Like The Bye-Bye Man, Truth or Dare, The Ring or any number of studio films, The Empty Man even gives the marketing department the same set of easily digestible rules they usually love for movies like this. But unlike those movies, Prior is able to convey here the abstract sense of impending doom that comes with dealing with an unseen, all-powerful evil entity. In The Bye-Bye Man or Truth or Dare, for example, it’s unexplainable why a God-like evil entity would spend several days just goofing around with his victims while the movie fumbles around with trying to convey it’s all-knowing power. This film takes the more difficult, less crowd-pleasing direction, refusing to give The Empty Man a tangible form that our villains can fight. The rules, the bottle, the three days, are all just entry points to Prior’s real goal of mounting a purely cinematic experience of impending, hopeless doom.

In a case of context elevating a trope, this movie is full of what Hollywood films best: scenes of someone walking down hallways investigating noises in the dark. And yet, both because of Prior’s direction and Dale’s performance, it works. It fits the paranoid context. Dale’s gives some character to James, it’s fun watching him increasingly frustrated with the cultist quantum babble, dismissing that they have anything new to say with “I grew up in San Francisco”.

Light on plot and long in the tooth, Empty Man is a hard-t0-describe but rewarding film that uses tropes from the horror genre to spin in it’s own vision. What The Empty Man actually is and how he goes about his business is the mystery here and it’s a compelling one sustained over the film’s length. That 2 hour and 15 minute running time afforded the film is probably it’s biggest asset. Prior is given room to draw out slow creepy moments and let the tension (and frankly confusion) rack up. It’s no coincidence that Orphan, one of the best studio horror films of last decade, also ran 2 hours. Like Roger Ebert said, a bad movie is always too long and a good movie is always too short. I happily would spend all afternoon with this one. Prior commands the time, space and tone here just right.

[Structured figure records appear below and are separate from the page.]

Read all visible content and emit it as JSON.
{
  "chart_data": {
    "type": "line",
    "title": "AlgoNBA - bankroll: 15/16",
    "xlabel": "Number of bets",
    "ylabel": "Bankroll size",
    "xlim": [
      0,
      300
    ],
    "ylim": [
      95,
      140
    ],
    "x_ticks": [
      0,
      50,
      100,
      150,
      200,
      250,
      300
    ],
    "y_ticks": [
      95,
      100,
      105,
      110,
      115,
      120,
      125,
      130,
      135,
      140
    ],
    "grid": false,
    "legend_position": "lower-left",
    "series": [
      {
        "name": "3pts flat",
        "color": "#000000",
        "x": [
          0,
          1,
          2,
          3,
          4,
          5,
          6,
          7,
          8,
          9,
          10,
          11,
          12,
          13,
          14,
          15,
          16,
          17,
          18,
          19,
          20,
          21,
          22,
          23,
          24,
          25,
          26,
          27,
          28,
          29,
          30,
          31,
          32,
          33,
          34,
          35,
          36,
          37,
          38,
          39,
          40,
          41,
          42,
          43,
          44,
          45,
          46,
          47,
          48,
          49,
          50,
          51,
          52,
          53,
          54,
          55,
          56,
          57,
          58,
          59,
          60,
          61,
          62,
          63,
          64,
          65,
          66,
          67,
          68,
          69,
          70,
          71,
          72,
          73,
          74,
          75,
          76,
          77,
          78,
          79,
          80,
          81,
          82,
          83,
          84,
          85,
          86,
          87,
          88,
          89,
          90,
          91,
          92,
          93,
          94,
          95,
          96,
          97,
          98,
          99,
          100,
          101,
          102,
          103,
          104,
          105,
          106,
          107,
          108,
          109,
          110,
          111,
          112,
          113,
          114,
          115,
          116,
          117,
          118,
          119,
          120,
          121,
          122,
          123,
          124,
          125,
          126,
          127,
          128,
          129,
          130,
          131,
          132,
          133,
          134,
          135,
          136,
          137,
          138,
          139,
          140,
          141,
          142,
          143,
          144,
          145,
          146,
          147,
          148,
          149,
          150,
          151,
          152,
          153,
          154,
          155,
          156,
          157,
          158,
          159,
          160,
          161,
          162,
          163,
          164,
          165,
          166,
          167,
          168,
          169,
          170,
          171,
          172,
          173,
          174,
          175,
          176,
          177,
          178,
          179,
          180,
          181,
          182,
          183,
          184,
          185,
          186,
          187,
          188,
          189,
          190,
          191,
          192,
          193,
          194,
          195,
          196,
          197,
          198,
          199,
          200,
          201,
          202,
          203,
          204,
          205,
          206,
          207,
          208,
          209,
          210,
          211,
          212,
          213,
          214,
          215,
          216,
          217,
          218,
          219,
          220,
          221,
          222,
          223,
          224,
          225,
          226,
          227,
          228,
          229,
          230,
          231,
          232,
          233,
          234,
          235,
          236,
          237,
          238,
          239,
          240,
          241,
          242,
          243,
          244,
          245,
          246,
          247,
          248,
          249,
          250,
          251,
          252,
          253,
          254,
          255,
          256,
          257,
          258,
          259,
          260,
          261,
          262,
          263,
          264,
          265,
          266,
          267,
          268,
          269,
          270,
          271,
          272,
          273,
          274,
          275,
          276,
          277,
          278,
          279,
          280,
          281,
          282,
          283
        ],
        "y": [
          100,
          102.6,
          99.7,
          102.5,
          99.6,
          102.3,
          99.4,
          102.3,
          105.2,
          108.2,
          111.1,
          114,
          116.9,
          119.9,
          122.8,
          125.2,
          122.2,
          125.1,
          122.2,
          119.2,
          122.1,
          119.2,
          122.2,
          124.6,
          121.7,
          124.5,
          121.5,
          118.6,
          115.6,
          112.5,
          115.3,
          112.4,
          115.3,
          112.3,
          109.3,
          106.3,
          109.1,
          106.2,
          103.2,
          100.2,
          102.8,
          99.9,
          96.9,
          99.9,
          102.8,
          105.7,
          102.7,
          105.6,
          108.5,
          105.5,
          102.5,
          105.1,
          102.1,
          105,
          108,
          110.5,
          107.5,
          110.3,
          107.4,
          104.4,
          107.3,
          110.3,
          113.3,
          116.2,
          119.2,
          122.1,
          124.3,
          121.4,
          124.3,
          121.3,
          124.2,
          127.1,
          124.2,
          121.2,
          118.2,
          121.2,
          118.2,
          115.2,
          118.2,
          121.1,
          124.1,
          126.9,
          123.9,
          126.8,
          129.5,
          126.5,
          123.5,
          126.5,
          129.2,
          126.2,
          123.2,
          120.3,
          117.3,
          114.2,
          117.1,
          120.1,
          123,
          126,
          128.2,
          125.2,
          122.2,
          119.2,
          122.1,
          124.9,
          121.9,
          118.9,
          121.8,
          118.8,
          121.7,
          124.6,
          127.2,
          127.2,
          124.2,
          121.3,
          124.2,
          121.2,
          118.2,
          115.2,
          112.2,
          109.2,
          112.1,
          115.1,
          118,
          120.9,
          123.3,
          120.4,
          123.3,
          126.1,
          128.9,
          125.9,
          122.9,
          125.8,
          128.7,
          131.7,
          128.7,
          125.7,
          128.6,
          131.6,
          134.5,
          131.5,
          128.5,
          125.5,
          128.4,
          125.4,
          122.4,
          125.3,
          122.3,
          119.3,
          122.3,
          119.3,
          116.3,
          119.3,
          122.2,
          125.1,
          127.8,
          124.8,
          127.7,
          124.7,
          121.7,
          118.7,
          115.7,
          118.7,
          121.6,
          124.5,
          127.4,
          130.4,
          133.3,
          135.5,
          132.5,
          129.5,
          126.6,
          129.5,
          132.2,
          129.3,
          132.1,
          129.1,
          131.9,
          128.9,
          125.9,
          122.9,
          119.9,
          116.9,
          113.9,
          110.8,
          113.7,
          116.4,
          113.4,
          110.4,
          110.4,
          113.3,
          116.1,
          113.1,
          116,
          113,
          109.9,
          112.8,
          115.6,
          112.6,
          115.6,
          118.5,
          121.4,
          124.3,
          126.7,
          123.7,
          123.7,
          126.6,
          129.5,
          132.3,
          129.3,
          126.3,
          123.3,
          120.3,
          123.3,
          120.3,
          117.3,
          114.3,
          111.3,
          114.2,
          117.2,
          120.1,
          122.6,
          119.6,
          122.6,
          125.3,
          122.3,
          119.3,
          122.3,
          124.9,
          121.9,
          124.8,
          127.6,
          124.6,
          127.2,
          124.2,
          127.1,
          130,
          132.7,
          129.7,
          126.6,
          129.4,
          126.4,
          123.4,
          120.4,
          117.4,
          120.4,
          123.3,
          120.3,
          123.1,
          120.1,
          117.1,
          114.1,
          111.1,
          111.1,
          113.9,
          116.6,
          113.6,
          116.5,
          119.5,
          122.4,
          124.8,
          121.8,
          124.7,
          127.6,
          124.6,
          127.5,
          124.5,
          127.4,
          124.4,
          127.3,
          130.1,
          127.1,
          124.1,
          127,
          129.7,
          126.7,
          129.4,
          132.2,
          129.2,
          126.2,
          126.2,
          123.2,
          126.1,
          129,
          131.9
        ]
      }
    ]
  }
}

When it comes to bringing all these ideas down for a landing, Empty Man delivers a satisfying payoff that doesn’t seem to make a whole lot of sense in an in-movie world where nothing makes a lot of sense. I don’t think the final twist holds water at all. It’s wild, ambitious and casts a wide net over everything we’ve seen previously, however the movie also keeps possibilities for other interpretations open. Battling but measured, I thoroughly enjoyed this movie and all of it’s methodical indulgences.